Quick Reference Cheats
- 100 g edible avocado = ~160 kcal (Hass baseline).
- 75 g edible avocado = ~120 kcal.
- Florida/green-skin = closer to ~120 kcal per 100 g.
- Half a medium Hass often weighs 70–85 g.
- Half a large Hass often weighs 90–110 g.
Final Word On The Number
Ask ten sources and you’ll see everything from 120 to 170 for the same idea: half an avocado. They’re all looking at different halves. Use the math, the range, and your scale. That trio gives you clear, repeatable numbers and a snack you’ll look forward to eating.

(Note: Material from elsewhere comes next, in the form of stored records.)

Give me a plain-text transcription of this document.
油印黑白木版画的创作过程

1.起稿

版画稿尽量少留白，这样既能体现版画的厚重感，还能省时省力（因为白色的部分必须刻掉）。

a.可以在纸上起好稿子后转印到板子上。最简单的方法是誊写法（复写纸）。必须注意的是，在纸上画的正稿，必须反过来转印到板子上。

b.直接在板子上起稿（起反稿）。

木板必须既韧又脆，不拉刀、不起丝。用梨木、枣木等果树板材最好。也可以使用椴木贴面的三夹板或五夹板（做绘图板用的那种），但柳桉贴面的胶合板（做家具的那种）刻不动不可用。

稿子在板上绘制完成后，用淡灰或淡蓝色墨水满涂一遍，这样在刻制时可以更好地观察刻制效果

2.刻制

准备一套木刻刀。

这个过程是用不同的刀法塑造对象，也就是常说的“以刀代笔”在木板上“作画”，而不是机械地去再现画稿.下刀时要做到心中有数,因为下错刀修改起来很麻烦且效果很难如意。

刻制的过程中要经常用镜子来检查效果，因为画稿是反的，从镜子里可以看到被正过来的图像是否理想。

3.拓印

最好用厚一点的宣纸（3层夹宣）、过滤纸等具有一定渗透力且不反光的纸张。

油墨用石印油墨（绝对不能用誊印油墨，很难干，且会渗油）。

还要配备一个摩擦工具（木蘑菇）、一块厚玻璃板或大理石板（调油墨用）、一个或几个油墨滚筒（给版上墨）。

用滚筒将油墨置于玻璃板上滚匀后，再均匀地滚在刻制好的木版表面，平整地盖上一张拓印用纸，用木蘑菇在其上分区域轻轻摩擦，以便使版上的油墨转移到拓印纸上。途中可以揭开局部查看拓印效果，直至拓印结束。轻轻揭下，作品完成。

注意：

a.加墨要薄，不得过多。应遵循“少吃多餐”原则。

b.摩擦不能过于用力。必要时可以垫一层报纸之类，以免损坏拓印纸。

| Add-In Or Pair | Typical Amount | Extra Calories |
|---|---|---|
| Lime juice + pinch of salt | 1 tbsp + a pinch | ~4 kcal |
| Everything bagel seasoning | 1 tsp | ~5 kcal |
| Olive oil drizzle | 1 tsp | ~40 kcal |
| Plain Greek yogurt | 2 tbsp | ~30 kcal |
| Feta crumbles | 1 tbsp | ~25 kcal |
| Poached or fried egg | 1 large | ~70–80 kcal |
| Whole-grain toast | 1 slice | ~70–90 kcal |
Bottom Line
There isn’t a single number for every avocado half. A smart range covers real plates without guesswork: plan on 120–160 calories for half an avocado, steer toward the low end for smaller Hass halves, and the high end for larger halves or any scoop that weighs near 100 g. The quick scale method makes it exact in seconds.